The C5-anaphylatoxin (C5a) is a protein of 74 (human) or 77 (rat) amino acid residues, respectively, which is generated by limited proteolysis upon activation of the fifth component of complement. Its generation may be induced by both the classical and alternative pathways. C5a has been shown to indirectly increase glucose output from hepatocytes (HC) in perfused rat liver by inducing prostanoid release from Kupffer cells (KC) and hepatic stellate cells (HSC). A direct action of C5a on hepatocytes would require their expression of the specific C5a receptor (C5aR). In former studies using quantitative reverse transcription polymerase chain reaction (RT-PCR) it was shown that HC lack this receptor in contrast to KC, HSC and, probably, sinusoidal endothelial cells (SEC), all of which contained mRNA for the C5aR in decreasing amounts. Using a novel monoclonal antibody (mAb R63) against the rat receptor, expression of the rat receptor on the four cell types was investigated by FACS analysis, immunohistochemistry, and immunocytochemistry. The data obtained were confirmed by functional studies in which the Ca2+ response after stimulation of the isolated cells with recombinant rat C5a (rrC5a), the ligand for the receptor was recorded. The FACS and the immunocytochemical data presented here clearly indicate that rat HC do not express the C5aR, whereas KC have the highest expression level followed by HSC. SEC expressed the receptor only weakly. In line with these findings, a strong Ca2+ response was observed after stimulation of KC and HSC, and a weak one with SEC. However, no signal was obtained upon stimulation of HC. The results of this study support the indirect stimulation of glucose output from HC via prostanoid release from nonparenchymal liver cells and contradict the formerly proposed hypothesis of a direct action of C5 anaphylatoxin on hepatocytes.
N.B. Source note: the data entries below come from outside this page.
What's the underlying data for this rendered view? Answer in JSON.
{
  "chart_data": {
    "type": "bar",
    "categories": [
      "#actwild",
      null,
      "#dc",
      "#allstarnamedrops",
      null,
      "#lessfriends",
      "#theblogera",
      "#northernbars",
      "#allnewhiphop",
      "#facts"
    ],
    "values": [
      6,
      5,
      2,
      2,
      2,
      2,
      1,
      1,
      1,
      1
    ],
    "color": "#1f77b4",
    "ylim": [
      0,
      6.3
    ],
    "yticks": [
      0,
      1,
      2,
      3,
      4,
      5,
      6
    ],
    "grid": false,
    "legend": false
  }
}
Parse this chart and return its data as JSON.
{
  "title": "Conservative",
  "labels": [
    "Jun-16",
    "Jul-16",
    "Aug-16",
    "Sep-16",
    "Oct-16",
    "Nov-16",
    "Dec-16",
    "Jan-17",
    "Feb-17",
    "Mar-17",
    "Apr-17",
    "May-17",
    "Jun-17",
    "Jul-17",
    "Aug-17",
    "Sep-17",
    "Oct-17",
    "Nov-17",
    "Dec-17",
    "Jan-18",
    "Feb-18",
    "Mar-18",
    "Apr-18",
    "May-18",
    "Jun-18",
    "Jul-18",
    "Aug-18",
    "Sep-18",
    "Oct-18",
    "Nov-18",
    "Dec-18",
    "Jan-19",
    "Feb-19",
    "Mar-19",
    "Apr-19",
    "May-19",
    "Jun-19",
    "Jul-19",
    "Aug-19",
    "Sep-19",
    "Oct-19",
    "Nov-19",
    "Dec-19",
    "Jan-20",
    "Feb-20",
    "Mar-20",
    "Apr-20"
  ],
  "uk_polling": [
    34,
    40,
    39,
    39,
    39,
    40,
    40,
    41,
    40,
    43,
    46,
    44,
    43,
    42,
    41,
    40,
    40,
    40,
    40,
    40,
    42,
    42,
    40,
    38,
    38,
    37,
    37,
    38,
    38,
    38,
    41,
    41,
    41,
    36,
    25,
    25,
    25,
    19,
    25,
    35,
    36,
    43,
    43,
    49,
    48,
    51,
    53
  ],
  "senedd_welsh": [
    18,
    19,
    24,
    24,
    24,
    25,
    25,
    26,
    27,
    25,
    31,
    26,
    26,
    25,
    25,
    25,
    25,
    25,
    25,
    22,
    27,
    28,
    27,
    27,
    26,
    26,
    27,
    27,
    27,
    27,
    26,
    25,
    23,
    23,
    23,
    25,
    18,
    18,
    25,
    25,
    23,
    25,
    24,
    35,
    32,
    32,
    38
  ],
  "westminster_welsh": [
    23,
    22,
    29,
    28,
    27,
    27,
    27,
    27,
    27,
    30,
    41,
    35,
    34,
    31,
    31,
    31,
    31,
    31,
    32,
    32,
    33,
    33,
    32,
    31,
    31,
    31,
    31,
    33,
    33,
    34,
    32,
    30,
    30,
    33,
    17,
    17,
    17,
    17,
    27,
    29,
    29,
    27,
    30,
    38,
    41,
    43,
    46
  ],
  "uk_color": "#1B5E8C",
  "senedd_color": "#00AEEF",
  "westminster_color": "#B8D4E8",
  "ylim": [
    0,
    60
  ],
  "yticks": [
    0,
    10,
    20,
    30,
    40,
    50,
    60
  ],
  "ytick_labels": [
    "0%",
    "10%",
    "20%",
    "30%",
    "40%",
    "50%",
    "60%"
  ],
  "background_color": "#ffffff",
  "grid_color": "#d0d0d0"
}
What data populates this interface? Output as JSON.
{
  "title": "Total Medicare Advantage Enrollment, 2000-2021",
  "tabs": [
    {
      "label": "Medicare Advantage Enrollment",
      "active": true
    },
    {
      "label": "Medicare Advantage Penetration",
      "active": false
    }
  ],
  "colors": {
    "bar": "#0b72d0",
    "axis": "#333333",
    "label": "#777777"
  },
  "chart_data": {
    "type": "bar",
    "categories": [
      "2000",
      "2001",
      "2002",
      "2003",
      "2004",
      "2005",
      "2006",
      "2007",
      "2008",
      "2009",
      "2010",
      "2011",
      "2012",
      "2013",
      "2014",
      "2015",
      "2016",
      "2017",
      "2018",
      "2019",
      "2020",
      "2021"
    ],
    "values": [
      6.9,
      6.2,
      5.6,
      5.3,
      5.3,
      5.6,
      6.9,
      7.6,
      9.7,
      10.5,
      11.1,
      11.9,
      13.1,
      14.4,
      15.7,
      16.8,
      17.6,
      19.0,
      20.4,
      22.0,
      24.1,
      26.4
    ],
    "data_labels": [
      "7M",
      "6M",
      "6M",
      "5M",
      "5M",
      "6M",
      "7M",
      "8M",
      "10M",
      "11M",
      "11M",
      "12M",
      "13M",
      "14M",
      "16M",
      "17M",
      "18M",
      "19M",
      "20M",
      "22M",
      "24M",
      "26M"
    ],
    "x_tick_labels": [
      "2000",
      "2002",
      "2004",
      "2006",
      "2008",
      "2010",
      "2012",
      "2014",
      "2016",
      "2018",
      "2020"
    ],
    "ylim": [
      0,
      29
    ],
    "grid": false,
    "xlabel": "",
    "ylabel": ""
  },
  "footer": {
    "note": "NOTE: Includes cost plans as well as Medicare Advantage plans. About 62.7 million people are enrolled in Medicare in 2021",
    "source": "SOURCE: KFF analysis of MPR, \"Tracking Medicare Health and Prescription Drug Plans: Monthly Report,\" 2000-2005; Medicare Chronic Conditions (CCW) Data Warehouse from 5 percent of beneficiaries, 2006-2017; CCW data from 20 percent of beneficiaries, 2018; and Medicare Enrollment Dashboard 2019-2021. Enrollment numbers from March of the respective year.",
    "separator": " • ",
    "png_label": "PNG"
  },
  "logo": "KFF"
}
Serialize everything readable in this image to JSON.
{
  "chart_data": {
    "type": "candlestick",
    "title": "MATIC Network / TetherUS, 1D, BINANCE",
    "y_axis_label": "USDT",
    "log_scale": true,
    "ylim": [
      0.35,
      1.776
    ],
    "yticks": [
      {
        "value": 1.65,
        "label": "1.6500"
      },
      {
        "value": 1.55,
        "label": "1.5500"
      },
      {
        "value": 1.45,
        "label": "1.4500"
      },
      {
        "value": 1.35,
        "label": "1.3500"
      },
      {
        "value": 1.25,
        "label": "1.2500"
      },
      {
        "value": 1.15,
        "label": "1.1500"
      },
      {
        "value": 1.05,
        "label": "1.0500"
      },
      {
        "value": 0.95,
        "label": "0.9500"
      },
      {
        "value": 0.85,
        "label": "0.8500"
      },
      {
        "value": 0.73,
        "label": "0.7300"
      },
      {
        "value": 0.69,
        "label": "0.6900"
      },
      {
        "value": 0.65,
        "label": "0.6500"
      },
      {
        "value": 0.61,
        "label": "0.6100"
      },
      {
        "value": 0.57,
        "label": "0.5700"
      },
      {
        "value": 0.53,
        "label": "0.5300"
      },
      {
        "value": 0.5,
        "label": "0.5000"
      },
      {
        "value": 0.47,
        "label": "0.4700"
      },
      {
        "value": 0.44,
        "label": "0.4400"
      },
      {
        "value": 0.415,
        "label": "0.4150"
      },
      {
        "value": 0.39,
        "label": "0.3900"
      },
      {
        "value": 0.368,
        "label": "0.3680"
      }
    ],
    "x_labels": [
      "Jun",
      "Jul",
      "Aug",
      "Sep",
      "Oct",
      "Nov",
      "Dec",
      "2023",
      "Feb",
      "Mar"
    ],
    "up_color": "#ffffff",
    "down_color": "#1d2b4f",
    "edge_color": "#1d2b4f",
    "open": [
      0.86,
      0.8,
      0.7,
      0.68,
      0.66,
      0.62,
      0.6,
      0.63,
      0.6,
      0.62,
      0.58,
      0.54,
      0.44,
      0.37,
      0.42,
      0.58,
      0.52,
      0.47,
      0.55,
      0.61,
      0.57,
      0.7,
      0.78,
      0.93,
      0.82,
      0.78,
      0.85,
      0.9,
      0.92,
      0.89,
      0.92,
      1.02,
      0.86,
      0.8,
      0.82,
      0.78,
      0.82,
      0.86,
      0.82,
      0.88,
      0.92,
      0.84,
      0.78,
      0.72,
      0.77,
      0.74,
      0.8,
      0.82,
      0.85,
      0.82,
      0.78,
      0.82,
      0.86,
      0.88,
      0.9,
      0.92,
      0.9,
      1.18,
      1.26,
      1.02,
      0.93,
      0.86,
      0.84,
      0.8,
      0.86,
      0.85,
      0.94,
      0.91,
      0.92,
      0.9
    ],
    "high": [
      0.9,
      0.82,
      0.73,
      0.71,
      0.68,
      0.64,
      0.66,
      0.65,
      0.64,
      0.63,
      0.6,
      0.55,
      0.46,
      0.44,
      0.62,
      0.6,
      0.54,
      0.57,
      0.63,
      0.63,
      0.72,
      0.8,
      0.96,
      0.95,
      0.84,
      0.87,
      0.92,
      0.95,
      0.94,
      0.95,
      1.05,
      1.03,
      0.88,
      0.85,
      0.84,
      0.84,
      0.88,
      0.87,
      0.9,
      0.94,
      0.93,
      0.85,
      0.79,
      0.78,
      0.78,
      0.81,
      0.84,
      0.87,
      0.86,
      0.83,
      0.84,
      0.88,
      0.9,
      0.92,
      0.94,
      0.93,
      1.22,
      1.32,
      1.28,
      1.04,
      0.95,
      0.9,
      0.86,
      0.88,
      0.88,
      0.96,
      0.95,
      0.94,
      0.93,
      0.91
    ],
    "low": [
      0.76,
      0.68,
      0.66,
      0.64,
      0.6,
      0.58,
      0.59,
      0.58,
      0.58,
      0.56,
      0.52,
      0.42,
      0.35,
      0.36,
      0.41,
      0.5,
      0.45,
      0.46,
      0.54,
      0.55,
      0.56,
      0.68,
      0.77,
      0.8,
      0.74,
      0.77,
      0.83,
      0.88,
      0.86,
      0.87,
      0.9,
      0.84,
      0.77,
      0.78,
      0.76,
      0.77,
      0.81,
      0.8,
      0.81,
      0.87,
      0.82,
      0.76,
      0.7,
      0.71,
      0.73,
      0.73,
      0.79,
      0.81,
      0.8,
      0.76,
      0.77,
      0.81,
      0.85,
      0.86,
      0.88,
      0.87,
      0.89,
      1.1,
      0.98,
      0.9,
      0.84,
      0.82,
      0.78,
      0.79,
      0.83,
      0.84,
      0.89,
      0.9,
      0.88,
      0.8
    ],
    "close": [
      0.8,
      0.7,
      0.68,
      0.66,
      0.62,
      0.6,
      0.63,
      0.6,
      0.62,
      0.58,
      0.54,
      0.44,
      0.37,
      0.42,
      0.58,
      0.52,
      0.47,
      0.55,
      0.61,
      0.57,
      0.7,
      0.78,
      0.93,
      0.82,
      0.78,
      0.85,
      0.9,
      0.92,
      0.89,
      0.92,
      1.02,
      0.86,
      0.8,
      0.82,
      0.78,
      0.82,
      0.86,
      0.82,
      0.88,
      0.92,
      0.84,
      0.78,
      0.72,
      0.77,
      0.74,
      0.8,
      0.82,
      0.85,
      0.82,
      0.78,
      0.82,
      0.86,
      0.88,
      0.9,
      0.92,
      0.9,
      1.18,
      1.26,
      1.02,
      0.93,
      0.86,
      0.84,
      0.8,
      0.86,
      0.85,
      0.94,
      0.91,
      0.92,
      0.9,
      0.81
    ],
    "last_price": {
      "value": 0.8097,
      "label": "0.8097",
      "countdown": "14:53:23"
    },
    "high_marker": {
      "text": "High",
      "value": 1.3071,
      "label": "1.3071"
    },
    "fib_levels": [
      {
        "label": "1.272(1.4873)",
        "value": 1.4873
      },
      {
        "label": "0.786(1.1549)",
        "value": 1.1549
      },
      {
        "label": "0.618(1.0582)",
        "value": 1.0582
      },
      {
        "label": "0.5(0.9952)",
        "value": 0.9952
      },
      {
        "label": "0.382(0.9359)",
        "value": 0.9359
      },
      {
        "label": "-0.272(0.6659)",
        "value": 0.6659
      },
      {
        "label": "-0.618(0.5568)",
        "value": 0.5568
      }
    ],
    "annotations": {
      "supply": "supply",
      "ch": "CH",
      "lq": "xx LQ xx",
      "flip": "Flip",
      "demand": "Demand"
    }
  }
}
C5过敏毒素(C5a)是一种分别由74个(人类)或77个(大鼠)氨基酸残基组成的蛋白质,它是在补体第五成分激活后通过有限的蛋白水解作用产生的。其产生可由经典途径和替代途径诱导。已表明C5a通过诱导库普弗细胞(KC)和肝星状细胞(HSC)释放类前列腺素,间接增加灌注大鼠肝脏中肝细胞(HC)的葡萄糖输出。C5a对肝细胞的直接作用需要其表达特异性C5a受体(C5aR)。在以前使用定量逆转录聚合酶链反应(RT-PCR)的研究中表明,与KC、HSC以及可能的窦状内皮细胞(SEC)相比,HC缺乏这种受体,所有这些细胞都含有数量递减的C5aR mRNA。使用一种针对大鼠受体的新型单克隆抗体(mAb R63),通过荧光激活细胞分选(FACS)分析、免疫组织化学和免疫细胞化学研究了大鼠受体在这四种细胞类型上的表达。通过功能研究证实了所获得的数据,在功能研究中记录了用重组大鼠C5a(rrC5a)(该受体的配体)刺激分离细胞后的Ca2+反应。此处呈现的FACS和免疫细胞化学数据清楚地表明,大鼠HC不表达C5aR,而KC的表达水平最高,其次是HSC。SEC仅微弱表达该受体。与这些发现一致,刺激KC和HSC后观察到强烈的Ca2+反应,刺激SEC后反应较弱。然而,刺激HC后未获得信号。本研究结果支持通过非实质肝细胞释放类前列腺素间接刺激HC的葡萄糖输出,与先前提出的C5过敏毒素对肝细胞直接作用的假设相矛盾。